Et nous demain, quelle sera l'étincelle?
Dimanche 23 Juin 2013 à 16:30

 

Gérard Filoche

 

Il a suffi qu'un jardin soit menacé d’être détruit pour qu’éclate un mai 68 en Turquie. Il a suffi d’une augmentation de 6 cts d’euros pour que des millions de Brésiliens manifestent dans les rues. Quel va être le déclencheur ici ?

 

FAYOLLE PASCAL/SIPA
FAYOLLE PASCAL/SIPA
Ah le joli petit jardin vert… J’aime ce petit jardin, en haut, en partant de Tunel, prenant le petit tram d’Istiqlal, arrivant à la station sur la place du partage… Il a suffi que le petit jardin vert soit menacé d’être détruit par les pelleteuses pour qu’éclate un mai 68 en Turquie depuis 3 semaines et dans 385 villes du pays… 
  
Ah le joli ticket de métro de Rio de Janeiro : il a suffi d’une augmentation de 6 cts d’euros pour qu’explosent  des millions de brésiliens dans les rues. 
  
Ah les cotisations sociales portugaises : il a suffit que le gouvernement veuille abaisser celles des patrons de 22,5 à 18, 5 % et hausser celles des salariés de 11,5 % à 18,5 % pour mobiliser 1,5 million de manifestants (soit l’équivalent de 11 millions en France). 
  
Ah le gel du point d’indice des fonctionnaires en France pour la 4° année consécutive, ah le gel du Smic, ah les nouvelles attaques insensées contre nos retraites… 
  
Ah quel va être le déclencheur ici ? 
  
La partie majoritaire de la direction du PS s’aveugle : il y a eu une discussion surréaliste au Bureau national du mardi 18 juin : il s’agissait pour les membres principaux de la  direction d’expliquer par mille raisons, toutes partielles et partiales, mais insuffisantes, la défaite électorale de Villeneuve sur Lot. 
 
Il parait que c’est à cause de conditions locales exceptionnelles, la faute aux verts, la faute aux conditions locales la faute a Cahuzac, la faute aux zones rurales, la faute au jeune candidat FN fils d’un dirigeant FNSEA, ça n’aurait rien à voir avec l’Oise, et si on a perdu dans 8 circonscriptions, c’est parce qu’elles étaient toutes mauvaises… 
  
Mais dimanche 16 et 23 juin , c’est la huitième élection perdue par le PS depuis six mois.

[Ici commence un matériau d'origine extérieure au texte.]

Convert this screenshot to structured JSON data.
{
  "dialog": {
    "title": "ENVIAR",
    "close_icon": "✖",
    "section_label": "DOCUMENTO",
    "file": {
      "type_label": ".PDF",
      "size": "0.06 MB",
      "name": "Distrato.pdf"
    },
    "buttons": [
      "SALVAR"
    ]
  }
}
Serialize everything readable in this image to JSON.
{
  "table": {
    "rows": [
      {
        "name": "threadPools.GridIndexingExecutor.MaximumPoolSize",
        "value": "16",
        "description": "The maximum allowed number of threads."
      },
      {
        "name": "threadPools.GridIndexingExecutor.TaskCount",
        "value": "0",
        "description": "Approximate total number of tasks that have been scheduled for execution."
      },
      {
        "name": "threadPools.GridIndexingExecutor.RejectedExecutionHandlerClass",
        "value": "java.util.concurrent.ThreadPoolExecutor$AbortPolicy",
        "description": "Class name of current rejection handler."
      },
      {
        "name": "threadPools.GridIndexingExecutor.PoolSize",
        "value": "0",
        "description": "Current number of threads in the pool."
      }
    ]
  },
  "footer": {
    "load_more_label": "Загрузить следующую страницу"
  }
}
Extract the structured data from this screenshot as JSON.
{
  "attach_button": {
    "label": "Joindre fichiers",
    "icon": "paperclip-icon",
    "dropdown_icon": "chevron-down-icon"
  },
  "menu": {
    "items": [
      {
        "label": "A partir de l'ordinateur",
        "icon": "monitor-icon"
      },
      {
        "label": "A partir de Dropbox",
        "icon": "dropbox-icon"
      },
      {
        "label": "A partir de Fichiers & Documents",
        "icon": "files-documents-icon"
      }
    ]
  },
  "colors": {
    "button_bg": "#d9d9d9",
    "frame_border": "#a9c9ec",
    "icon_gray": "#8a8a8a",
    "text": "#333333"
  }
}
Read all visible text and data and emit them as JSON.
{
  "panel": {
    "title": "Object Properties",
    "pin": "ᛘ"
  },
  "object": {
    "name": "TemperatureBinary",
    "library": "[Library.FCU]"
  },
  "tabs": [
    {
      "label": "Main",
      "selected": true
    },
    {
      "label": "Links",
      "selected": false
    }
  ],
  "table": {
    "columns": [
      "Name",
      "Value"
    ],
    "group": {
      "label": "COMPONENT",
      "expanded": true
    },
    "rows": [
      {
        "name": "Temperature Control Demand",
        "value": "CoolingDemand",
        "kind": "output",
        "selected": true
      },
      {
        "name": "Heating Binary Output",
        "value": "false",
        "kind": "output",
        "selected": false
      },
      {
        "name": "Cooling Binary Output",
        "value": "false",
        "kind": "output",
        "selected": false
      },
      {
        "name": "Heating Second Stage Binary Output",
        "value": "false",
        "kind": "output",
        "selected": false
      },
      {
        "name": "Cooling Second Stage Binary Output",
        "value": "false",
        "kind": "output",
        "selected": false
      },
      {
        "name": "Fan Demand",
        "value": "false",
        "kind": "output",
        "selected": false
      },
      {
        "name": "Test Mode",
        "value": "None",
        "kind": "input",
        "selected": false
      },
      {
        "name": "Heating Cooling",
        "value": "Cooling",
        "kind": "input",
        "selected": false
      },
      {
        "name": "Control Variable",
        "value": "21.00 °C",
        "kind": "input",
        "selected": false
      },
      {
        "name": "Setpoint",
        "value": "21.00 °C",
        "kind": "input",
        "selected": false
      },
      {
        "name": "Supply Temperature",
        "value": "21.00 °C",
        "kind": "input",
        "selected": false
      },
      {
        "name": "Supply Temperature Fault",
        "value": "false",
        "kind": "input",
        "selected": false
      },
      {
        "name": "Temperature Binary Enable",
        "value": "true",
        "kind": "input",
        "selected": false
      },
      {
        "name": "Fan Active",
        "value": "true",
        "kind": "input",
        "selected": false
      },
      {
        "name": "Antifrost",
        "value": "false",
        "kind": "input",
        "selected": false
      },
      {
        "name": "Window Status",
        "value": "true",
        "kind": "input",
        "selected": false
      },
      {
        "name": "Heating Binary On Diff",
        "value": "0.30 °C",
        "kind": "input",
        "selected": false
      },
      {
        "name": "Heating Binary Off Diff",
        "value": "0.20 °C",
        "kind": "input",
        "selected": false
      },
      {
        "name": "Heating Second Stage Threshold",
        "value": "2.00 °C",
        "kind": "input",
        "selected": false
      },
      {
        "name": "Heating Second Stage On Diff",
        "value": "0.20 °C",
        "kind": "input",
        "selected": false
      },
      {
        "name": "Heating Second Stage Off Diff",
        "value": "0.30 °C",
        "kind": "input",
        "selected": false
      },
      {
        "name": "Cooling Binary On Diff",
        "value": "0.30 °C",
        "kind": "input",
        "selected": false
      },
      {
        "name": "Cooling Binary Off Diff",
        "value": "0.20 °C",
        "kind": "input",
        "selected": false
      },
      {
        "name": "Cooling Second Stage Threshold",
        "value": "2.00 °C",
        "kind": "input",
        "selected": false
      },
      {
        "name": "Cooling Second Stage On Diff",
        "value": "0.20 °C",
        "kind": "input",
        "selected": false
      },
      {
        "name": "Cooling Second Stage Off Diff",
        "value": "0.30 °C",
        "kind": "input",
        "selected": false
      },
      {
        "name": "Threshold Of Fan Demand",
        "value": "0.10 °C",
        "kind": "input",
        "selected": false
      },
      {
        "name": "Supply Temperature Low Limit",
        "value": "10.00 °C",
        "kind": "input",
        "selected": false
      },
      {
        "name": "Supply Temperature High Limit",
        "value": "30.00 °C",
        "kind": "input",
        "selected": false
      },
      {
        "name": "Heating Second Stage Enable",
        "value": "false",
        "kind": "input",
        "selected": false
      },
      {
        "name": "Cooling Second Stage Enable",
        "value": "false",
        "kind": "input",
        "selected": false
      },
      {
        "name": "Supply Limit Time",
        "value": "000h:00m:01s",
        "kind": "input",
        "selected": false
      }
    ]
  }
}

UMP et FN triomphent. Certes il y a le choc de la trahison de Cahuzac. L’indignation face à la corruption du ministre du budget qui prônait la rigueur pour les autres et pas pour lui, n’explique pas tout.  Le « choc » n’est pas seulement induit par la malhonnêteté, par le scandale de la fraude fiscale, c’est un « choc » social. 
  
Dans le pays, personne ne peut comprendre qu’il y ait 590 milliards d’avoirs français dans les paradis fiscaux, ni 108 milliards den Suisse, ni de 60 à 80 milliards de fraude fiscale… et qu’on s’en prenne à nos petites retraites… 
  
Personne ne peut comprendre qu’on n’augmente toujours pas le Smic le 1er juillet et qu’ on fasse encore reculer les salaires des catégories C de la fonction publique. 
  
Personne n’admet que la gauche n’entame aucune redistribution des richesses immenses qui existent dans ce pays… D’ou le mécontentement qui monte de façon spectaculaire. Nous ne sommes plus dans une période d’espoir, d’attente, de patience, mais de hargne, de rejet de colère… Et ca ira encore dans le mauvais sens, si nous n’inversons pas le cours dramatique des évènements. 
  
Cela traverse toute la gauche, à commencer par le Parti socialiste lui même ou les militants viennent de donner 73 % des voix à la gauche socialiste ! Si les militants et électeurs de la gauche, politique et syndicale, dans son ensemble, étaient aujourd’hui consultés, pouvaient s’exprimer, il y aurait 80 % d’entre eux qui rejetteraient la politique actuellement suivie par le gouvernement Ayrault. 
 
Ce « choc » traverse la CFDT comme le PS, ça indigne le FdG comme les Verts, de partout, ça pousse pour réorienter vite et fort la politique suivie depuis novembre 2012 ! 
  
Car toute la gauche est dans la même impasse, il n’y a visiblement pas deux gauches aux yeux des électeurs, quand le PS recule, tout le reste de la gauche recule, c’est vérifié encore une fois à Villeneuve comme l’Oise. Toute la gauche est dans le même bateau ! 
  
Pas touche a nos retraites ! pas un trimestre de plus, pas un euro de moins. Ne pas se diviser mais au contraire essayer de construire une dynamique rassembleuse capable d’entrainer toutes les composants politiques et sociales de la gauche. ca doit être l’objet d’une grande campagne unitaire d’information, d’éducation, de mobilisation pour la défense de nos retraites.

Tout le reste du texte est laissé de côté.